3 「学力テスト日本一」になるために障害児が排除されている実態を把握されていますか?

・全国学力テストを実施する際、障害児のみに参加の意思を聞いたり、障害児の点数を合計得点からはずしたりするなど、障害児を排除している例が、府内の学校でも見られます。各市町村が学力テストの結果を較べ、点数を競い合うことになれば、ますます障害児の排除が進むことになると思いますが、どのようにお考えでしょうか。

(回答)

○全国学力・学習状況調査は、文部科学省が策定した実施要領に基づいて実施されております。

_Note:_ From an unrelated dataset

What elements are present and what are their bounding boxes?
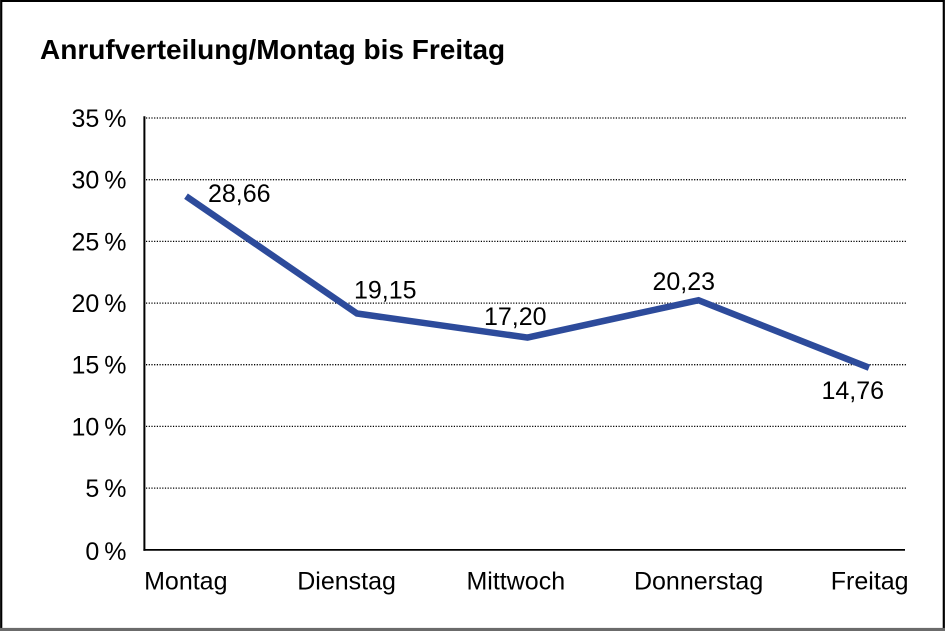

○支援学校及び小中学校の支援学級に在籍している児童生徒の実施にあたっては、同実施要領の「3.調査の対象とする児童生徒」の(2)において、「特別支援学校及び小中学校の特別支援学級に在籍している児童生徒のうち,調査の対象となる教科について,以下に該当する児童生徒は,調査の対象としないことを原則とする。」とされており、「下学年の内容などに代替して指導を受けている児童生徒」「知的障害者である児童生徒に対する教育を行う特別支援学校の教科の内容の指導を受けている児童生徒」は調査の対象としないことが原則となっております。

○しかし、同調査の「実施マニュアル」においては、個々の児童生徒が実施要領の定めに該当するかどうかについては、各学校において判断することとしており、加えて、一人ひとりの障がいの種類や程度に応じて、当該児童生徒に特別の配慮ができることも示されております。

○各学校におきましては、当該児童生徒及び保護者に対して、実施要領等の内容について詳しく説明した上で、本調査の実施について適切に判断しているものと認識しております。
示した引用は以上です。